Quiconque établira l’autorité de l’Esprit Saint contre la raison claire et manifeste, celui-là ne sait pas ce qu’il a entrepris ; car il oppose à la vérité non la signification de la Bible, qui dépasse sa compréhension, mais sa propre interprétation, non de ce qui est dans la Bible, mais de ce qu’il a trouvé en lui-même et qu’il imagine y trouver. Cela admis, et puisqu’il il est vrai que deux vérités ne peuvent pas se contredire, c’est la fonction des exégètes de chercher les véritables sens des textes de l’Ecriture. Ceux-ci seront évidemment en accord avec les conclusions physiques que le sens manifeste et les démonstrations nécessaires ont rendu certaines pour nous.

Augustin – 7ème lettre à Marcellin


Lorsque j’entends tel ou tel chrétien, mon frère, montrer dans ses propos l’ignorance de ces problèmes [scientifiques] et confondre une chose avec l’autre, je considère ses opinions avec patience. Dès lors qu’il ne se fait point d’idée indigne de vous, Seigneur, Créateur de toutes choses, je ne vois pas d’inconvénient à ce qu’il ignore peut-être la place et la nature des choses matérielles de la création. Le mal est qu’il croie la doctrine de la piété engagée dans ces problèmes et qu’il s’entête à affirmer ce qu’il ignore.

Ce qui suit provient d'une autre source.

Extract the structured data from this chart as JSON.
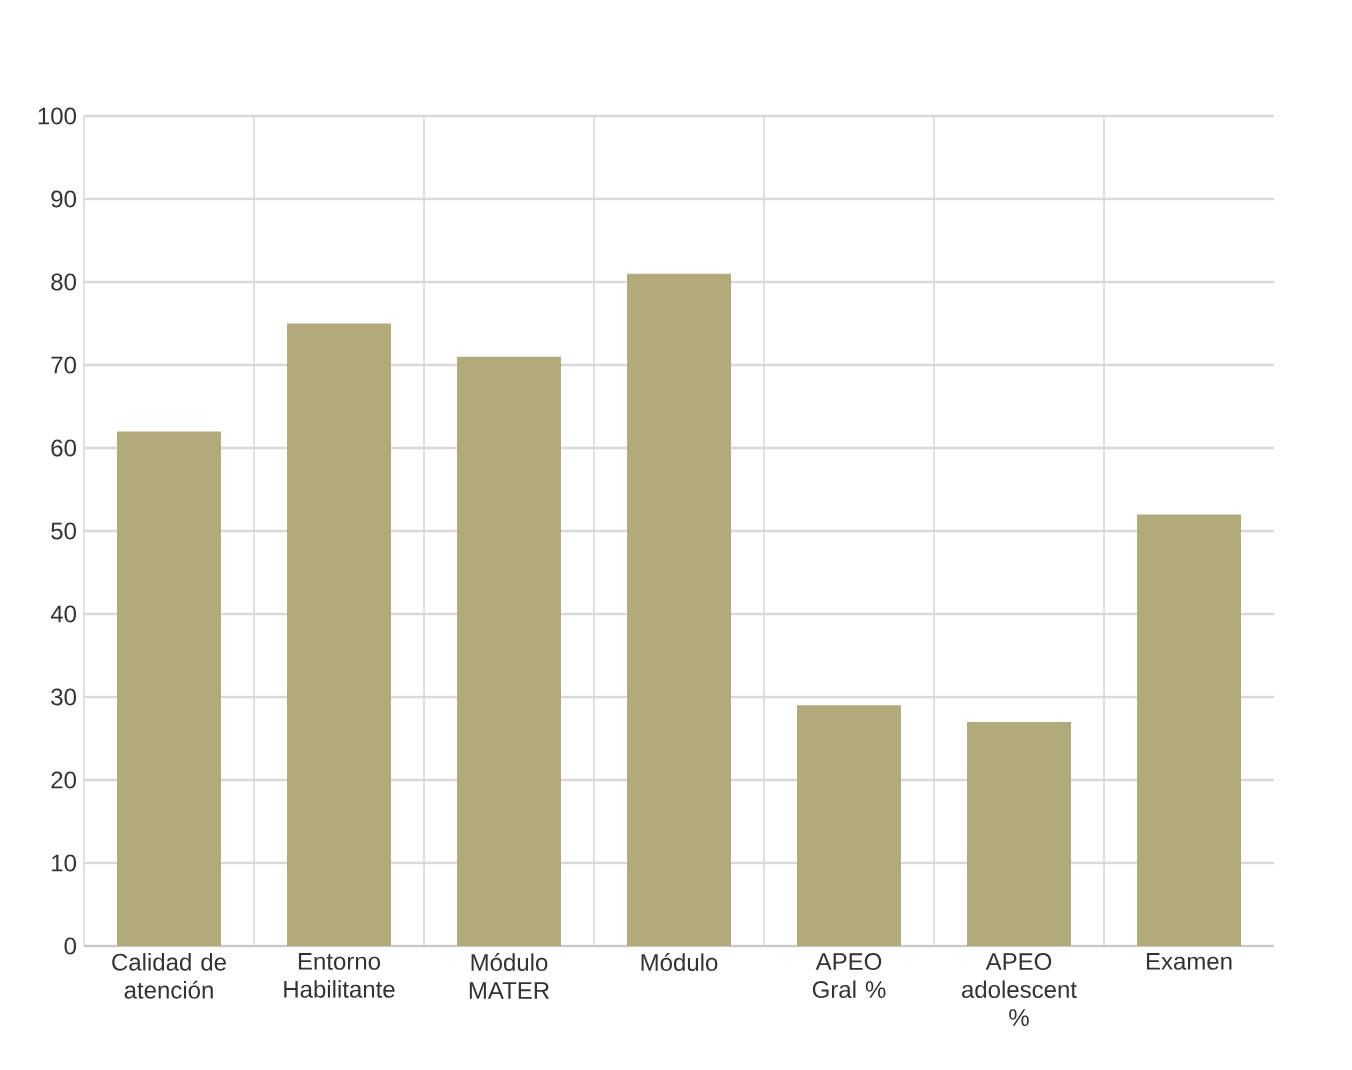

Augustin – Confessions – Section 5.5 – Flammarion – p. 91


Le ciel, la terre et les autres éléments, les révolutions, la grandeur et les distancés des astres (…), les propriétés des animaux, des plantes et des minéraux, sont l’objet de connaissances précises, qu’on peut acquérir, sans être chrétien, par le raisonnement ou l’expérience. Or, rien ne serait plus honteux, plus déplorable et plus dangereux que la situation d’un chrétien, qui traitant de ces matières, devant les infidèles, comme s’il leur exposait les vérités chrétiennes, débiterait tant d’absurdités, qu’en le voyant avancer des erreurs grosses comme des montagnes, ils pourraient à peine s’empêcher de rire. Qu’un homme provoque le rire par ses bévues, c’est un petit inconvénient; le mal est de faire croire aux infidèles que les écrivains sacrés en sont les auteurs, et de leur prêter, au préjudice des âmes dont le salut nous préoccupe, un air d’ignorance grossière et ridicule.Comment en effet, après avoir vu un chrétien se tromper sur des vérités qui leur sont familières, et attribuer à nos saints livres ses fausses opinions, comment, dis-je, pourraient-ils embrasser, sur l’autorité de ces mêmes livres, les dogmes de la résurrection des corps, de la vie éternelle, du royaume des cieux, quand ils s’imaginent y découvrir des erreurs sur des vérités démontrées par le raisonnement et l’ expérience ? On ne saurait dire l’embarras et le chagrin où ces téméraires ergoteurs jettent les chrétiens éclairés. Sont-ils accusés et presque convaincus de soutenir une opinion fausse, absurde, par des adversaires qui ne reconnaissent pas l’autorité de l’Écriture ? On les voit chercher à s’appuyer sur l’Écriture même, pour défendre leur assertion aussi présomptueuse que fausse, citer les passages les plus propres, selon eux, à prouver en leur faveur, et se perdre en de vains discours, sans savoir ni ce qu’ils avancent ni les arguments dont ils se servent pour l’établir.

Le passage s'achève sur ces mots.